Em tese, seria impossível no direito sucessório sem testamento, um herdeiro necessário receber mais do que outro, parte da legítima do ascendente comum, pois este direito rege-se pelo princípio da igualdade dos quinhões. Porém, este sistema pode ser burlado através instituto da doação. Com ela, um descendente pode receber mais do patrimônio do ascendente comum do que outros descendentes. Para corrigir tal lacuna, o direito sucessório criou a figura jurídica da COLAÇÃO, que tem por finalidade igualar a herança legítima de todos os descendentes e evitar a desigualdade patrimonial.

Presume-se que a liberalidade seria uma antecipação da quota do beneficiário, salvo expressa declaração em contrário do ascendente. Para tanto, ele deverá declarar na própria doação que o beneficiário está desobrigado de fazer a colação. Do contrário, este deverá trazer à partilha as liberalidades recebidas do “de cujos” ainda em vida, para fazer a conferência destas com os bens da herança, promovendo neste ato a colação, sob pena de serem sonegados.

Os herdeiros necessários obrigados à colacionar são os descendentes sucessíveis de qualquer grau e por ventura estiverem sob representação e, conforme o Projeto de Lei n. 699/2011, o cônjuge sobrevivente, quando concorrer com o descendente. É importante dizer que, devem colacionar os descendentes sucessíveis de qualquer grau, desde que estes importem na mesma linha de grau. Assim, o neto que recebe liberalidade direta do avô só terá que colacionar os bens ganhos se concorrer com outros netos por direito próprio ou se estiver concorrendo por direito de representação em nome de seu pai (arts. 2002 e 2009 C.C.). Devem colacionar também os indignos e os renunciantes, pois se entende que o dever de colacionar é indeclinável e seus atos não podem prejudicar os demais descendentes que concorrem à herança.

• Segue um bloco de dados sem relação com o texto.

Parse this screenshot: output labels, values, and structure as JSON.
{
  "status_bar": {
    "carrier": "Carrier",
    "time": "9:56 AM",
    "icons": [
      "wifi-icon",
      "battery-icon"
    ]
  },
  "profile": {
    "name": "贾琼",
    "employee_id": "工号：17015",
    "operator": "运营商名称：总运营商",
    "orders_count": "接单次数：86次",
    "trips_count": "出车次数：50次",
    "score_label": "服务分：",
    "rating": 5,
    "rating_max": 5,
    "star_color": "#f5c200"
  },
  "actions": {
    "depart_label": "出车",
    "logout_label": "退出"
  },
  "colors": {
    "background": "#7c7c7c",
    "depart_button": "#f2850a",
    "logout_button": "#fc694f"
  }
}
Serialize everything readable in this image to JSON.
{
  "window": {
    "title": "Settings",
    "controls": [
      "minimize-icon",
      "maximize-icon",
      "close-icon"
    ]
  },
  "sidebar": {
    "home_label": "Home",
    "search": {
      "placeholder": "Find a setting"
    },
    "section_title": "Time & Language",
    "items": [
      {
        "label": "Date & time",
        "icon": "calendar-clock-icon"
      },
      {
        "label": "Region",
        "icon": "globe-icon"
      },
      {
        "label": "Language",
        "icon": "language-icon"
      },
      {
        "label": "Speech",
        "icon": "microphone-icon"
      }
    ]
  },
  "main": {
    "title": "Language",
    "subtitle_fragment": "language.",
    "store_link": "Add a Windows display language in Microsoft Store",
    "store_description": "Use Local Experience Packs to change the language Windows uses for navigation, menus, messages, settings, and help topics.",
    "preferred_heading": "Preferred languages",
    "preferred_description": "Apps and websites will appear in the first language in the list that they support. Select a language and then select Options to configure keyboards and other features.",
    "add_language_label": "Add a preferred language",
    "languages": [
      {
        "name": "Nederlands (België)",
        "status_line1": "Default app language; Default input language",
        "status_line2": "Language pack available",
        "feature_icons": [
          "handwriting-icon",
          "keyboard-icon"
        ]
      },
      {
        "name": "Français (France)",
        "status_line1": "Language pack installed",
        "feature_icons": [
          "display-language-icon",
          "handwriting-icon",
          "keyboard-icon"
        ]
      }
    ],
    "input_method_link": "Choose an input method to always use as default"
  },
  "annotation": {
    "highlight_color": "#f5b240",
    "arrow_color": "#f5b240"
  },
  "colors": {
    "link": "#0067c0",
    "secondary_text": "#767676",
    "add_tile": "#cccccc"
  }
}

Já aquele neto que recebeu a doação de seu avô, estando seu pai vivo, não precisará colacionar se for chamado à sucessão do avô, pois no momento da liberalidade, o herdeiro necessário era seu pai, conforme ensina Zeno Veloso e, desde que não ultrapasse a parte disponível. Assim reza também o art. 2005, parágrafo único, C.C.:

“São dispensadas da colação as doações que o doador determinar saiam da parte disponível, contanto que não a excedam, computado o seu valor ao tempo da doação. – Parágrafo único: Presume-se imputada  na parte disponível a liberalidade feita a descendente que, ao tempo do ato, não seria chamado á sucessão na qualidade de herdeiro necessário.” Como no exemplo do neto, citado acima.

Porém, no que dispõe o parágrafo único, sua presunção é juris tantum, atribuindo-lhe eficácia se for realizada a dispensa em testamento ou no título da liberalidade, o qual equipara-se ao testamento. Logo, se feita em outro documento ou oralmente, não terá validade a dispensa. Nada impede, todavia, que a dispensa seja parcial ou condicional.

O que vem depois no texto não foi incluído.